If a food source can be traded or given essentially as a whole, like a chicken, then it will also eventually be listed under the food product category (this has not yet been done in FoodOn). If specifications about how intact or whole a food source organism is are required, then these descriptors will need to be captured in an axiom that includes reference to the food source, as is done with terms like “chicken (whole, raw)”.

FoodOn’s position about term labels: OBOFoundry has a policy to spell out terms in such a way that commas and bracketed expressions are not used, so, e.g. “whole raw chicken” rather than chicken (whole, raw). We find this problematic with long lists of similar subclasses of a term (for example chicken meat food products) and especially when trying to identify terms of interest in search results. For this reason our current approach is to have the rdfs:label have the main organism name and anatomical part/qualifier, followed by other state or process descriptors (e.g. cooked, frozen, raw). Textually, this leads to semantically similar terms being ordered together, with differentiae clearly visible in brackets. The alternative is that words like “frozen” and “raw” lead the labels and control sectioning of search results.) However, to accommodate the OBOFoundry position on rdfs:label, we are considering switching our current rdfs:label content over to a second “functional label”.

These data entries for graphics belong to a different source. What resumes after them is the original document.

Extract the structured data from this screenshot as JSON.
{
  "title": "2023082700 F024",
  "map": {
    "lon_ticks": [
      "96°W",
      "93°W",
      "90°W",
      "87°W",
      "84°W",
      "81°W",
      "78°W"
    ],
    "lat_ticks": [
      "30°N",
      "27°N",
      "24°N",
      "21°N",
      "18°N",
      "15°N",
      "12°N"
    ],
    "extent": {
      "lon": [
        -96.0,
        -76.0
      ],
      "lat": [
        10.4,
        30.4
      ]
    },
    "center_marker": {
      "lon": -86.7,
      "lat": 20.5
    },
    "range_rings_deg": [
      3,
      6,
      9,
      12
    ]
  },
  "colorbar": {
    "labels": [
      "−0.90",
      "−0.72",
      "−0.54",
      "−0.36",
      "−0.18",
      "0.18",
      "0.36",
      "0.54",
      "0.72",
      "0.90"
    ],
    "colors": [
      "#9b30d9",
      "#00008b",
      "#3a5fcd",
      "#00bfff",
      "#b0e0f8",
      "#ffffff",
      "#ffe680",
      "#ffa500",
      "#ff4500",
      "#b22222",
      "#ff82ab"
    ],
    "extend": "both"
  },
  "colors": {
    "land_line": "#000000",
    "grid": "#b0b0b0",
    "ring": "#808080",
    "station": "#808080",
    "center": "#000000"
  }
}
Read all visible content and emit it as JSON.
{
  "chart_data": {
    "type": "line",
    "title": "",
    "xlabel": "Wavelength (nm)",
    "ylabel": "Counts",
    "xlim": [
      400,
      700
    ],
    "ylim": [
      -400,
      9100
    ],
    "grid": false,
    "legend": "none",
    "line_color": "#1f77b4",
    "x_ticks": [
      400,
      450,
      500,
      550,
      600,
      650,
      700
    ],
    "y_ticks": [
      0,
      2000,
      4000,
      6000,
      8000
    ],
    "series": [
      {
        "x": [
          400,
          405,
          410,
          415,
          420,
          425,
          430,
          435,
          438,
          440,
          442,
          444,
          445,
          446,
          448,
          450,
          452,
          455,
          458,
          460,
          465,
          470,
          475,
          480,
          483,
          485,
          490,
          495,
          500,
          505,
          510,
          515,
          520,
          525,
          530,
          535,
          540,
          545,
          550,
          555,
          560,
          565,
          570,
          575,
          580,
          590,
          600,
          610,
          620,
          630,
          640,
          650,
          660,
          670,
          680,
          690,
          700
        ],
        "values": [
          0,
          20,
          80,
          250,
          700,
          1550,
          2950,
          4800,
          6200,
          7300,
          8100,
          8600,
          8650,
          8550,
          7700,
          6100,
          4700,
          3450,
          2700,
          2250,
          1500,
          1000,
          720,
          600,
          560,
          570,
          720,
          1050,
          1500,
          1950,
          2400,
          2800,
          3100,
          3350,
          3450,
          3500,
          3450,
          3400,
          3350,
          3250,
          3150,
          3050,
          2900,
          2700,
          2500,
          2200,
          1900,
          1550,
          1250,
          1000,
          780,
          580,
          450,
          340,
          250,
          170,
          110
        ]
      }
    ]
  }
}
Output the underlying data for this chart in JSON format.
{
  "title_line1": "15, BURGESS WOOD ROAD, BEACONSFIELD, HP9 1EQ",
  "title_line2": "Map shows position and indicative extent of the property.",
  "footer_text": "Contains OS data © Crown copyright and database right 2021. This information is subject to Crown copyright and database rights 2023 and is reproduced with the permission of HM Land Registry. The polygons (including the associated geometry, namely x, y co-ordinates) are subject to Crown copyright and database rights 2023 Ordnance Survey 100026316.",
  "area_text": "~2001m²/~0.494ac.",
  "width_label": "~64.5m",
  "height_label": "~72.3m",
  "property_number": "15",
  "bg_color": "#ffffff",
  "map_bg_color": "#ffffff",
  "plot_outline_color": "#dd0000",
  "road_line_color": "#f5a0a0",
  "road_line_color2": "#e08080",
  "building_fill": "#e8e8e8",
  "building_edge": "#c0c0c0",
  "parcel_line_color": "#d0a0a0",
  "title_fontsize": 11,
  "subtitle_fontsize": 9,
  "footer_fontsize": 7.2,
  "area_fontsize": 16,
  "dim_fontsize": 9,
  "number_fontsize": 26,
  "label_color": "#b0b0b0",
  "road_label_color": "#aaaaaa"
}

  • A food product label can include both an organism and anatomical part in its name, e.g. “chicken back”. Currently we are mulling whether to allow the word “whole” in the label or to insist on it being as the lead in bracketed expression – the difference between “whole chicken (…) ” and “chicken (whole, …)”.
  • A food product having processes applied to it beyond those that were required to isolate an anatomical part likely should have those processes listed in brackets following the label, e.g. “chicken (frozen)”, “chicken (fried)”.
  • The order of listing processes should echo the order they were applied to the food, so “poultry (deboned, canned)” rather than “poultry (canned, deboned)”.
  • One should use a verb past participle to describe the output of the process, i.e. a “freezing process” outputs “frozen” food. We are reducing variations on these terms, for example “boned” and “boneless” should usually be normalized to “deboned”. However, sometimes “boneless” is used to state the condition of a food rather than implying a separate deboning process, so a judgement call may be required.
  • The food product’s axiomatization should reflect the parent class conjunction with the food process term(s) in its label, e.g. ” ‘chicken (frozen)’ equivalentTo ‘chicken meat food product’ and ‘food (frozen)’ “.
  • The food product suffix:
    • If it might be ambiguous whether a term is a food category having various closely related subclasses, or an “atomic” food item, we include the suffix “food product” to mark the broader sense. e.g. “barley flour food product” vs “barley flour”.
    • An atomic food, in other one that has no FoodOn children, and likely won’t in the future, doesn’t need a “food product” suffix in its label unless this helps to disambiguate it from search results coming from other ontologies in a lookup service.
    • Items with the “food product” can have a synonym that is the suffix-less phrase.